A few articles are floating around about how Zillow threw in the towel on buying real estate to flip. Many of us in the real estate business knew this experiment of theirs would not last. Basically, for those of you who are unaware of their program, they would buy “low” and sell “high”, not. They were using computers in some large cities to make guesses about the housing market in some of the newer markets e.g. Phoenix.

You would call Zillow and they would make an offer to buy your house after sending over an inspector. Guess what? The inspectors usually found lots of things wrong and all of those things came with a price tag. By the time you received their offer, your house was essentially being purchased for under market. Of course not in every case but many cases. By the time they fixed it up and resold it often at a price lower than they bought it at, they made an impact on the market.

My experience with them was interesting. A few years ago I was selling a house in the Phoenix market. It was a rental property. Their inspector told me that I needed a new roof and more. The house was 12 years old and in good condition. My local real estate agent had his roof guy over to look at it. There were three broken tiles and that’s all. Zillow had taken several thousand dollars off what started to be a fair price.

By the time all of the other items were deducted, I would have lost about $20,000 on the deal. My local agent listed the property for me after I spent just over one thousand on the touch-up paint, the roof, and a few minor items. I sold the house at just above what Zillow had offered me before all of their charges.

My brother sold his house to Zillow. The offer started fair and by the time they were done, he lost his shirt. He made an offer on a new home and had to get out. Had he known what they were going to do, he would have waited on the purchase of the new house.

According to the few articles that I have read, Zillow made a mess of the market. They moved over one billion dollars of property and made no money. They ended up selling homes below market when they should have sold at higher prices. Other large corporations have tried this as well with similar results. There is simply no single mass market for electronics in real estate.

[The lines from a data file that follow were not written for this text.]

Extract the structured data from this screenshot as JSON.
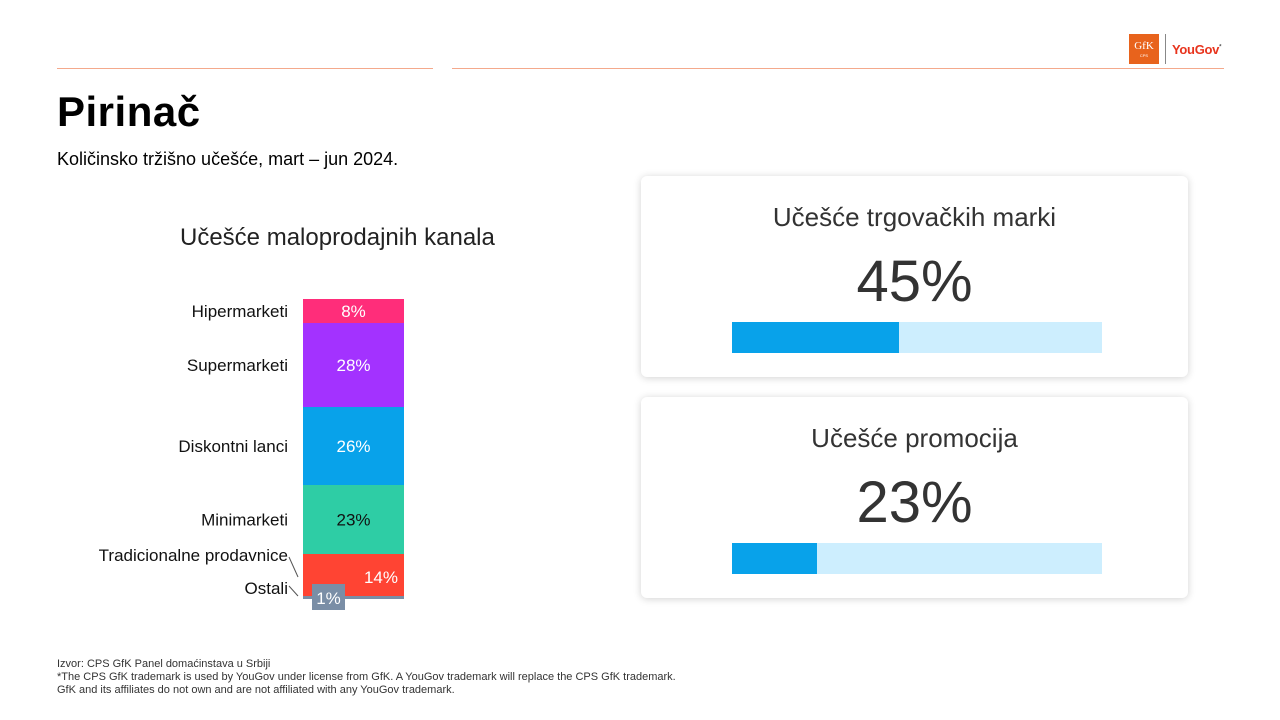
{
  "header": {
    "logo_gfk": "GfK",
    "logo_gfk_sub": "CPS",
    "logo_yougov": "YouGov",
    "logo_mark": "*"
  },
  "page": {
    "title": "Pirinač",
    "subtitle": "Količinsko tržišno učešće, mart – jun 2024."
  },
  "chart_data": {
    "type": "bar",
    "stacked": true,
    "title": "Učešće maloprodajnih kanala",
    "unit": "%",
    "categories": [
      "Hipermarketi",
      "Supermarketi",
      "Diskontni lanci",
      "Minimarketi",
      "Tradicionalne prodavnice",
      "Ostali"
    ],
    "values": [
      8,
      28,
      26,
      23,
      14,
      1
    ],
    "labels": [
      "8%",
      "28%",
      "26%",
      "23%",
      "14%",
      "1%"
    ],
    "colors": [
      "#ff2d7a",
      "#a332ff",
      "#08a2ea",
      "#2ecda5",
      "#ff4433",
      "#7a8ea6"
    ],
    "label_colors": [
      "#ffffff",
      "#ffffff",
      "#ffffff",
      "#111111",
      "#ffffff",
      "#ffffff"
    ]
  },
  "cards": [
    {
      "title": "Učešće trgovačkih marki",
      "value": "45%",
      "fraction": 0.45
    },
    {
      "title": "Učešće promocija",
      "value": "23%",
      "fraction": 0.23
    }
  ],
  "colors": {
    "bar_fill": "#08a2ea",
    "bar_track": "#cdeefe",
    "accent_rule": "#f4a98c"
  },
  "footer": {
    "line1": "Izvor: CPS GfK Panel domaćinstava u Srbiji",
    "line2": "*The CPS GfK trademark is used by YouGov under license from GfK. A YouGov trademark will replace the CPS GfK trademark.",
    "line3": "GfK and its affiliates do not own and are not affiliated with any YouGov trademark."
  }
}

What is it about these tech companies that think everything can be solved with a computer and some young people in a boiler room in another country? They seem to invade most industries, sometimes they succeed but often they just waste investors’ capital in the effort. Zillow is a prime example, they have lost more than 200 million dollars and counting.

Perhaps Zillow helped some people get out of their homes but at what cost. In the markets, Zillow was operating in homes that were already selling fast. People just got caught up in their marketing. There are lots of local people who hang signs on power poles and at corners claiming to buy your home for cash. They are pretty much in the same category. Unless you are desperate, list with an agent to get it sold at the best price with all of the professional and legal safeguards.

Local agents deal with local problems every day. It is impossible to know what you are buying without the help of someone local. As I have said in the past, “real estate is local”. There is no national market, no state market, and even within a region, there can be large differences.

I for one am pleased that they have backed out of buying and selling. When Zillow sells a home on a street below market because they do not understand the market, it affects all of the property owners with similar properties in the area. Dumping a home can reduce selling prices for owners for months into the future.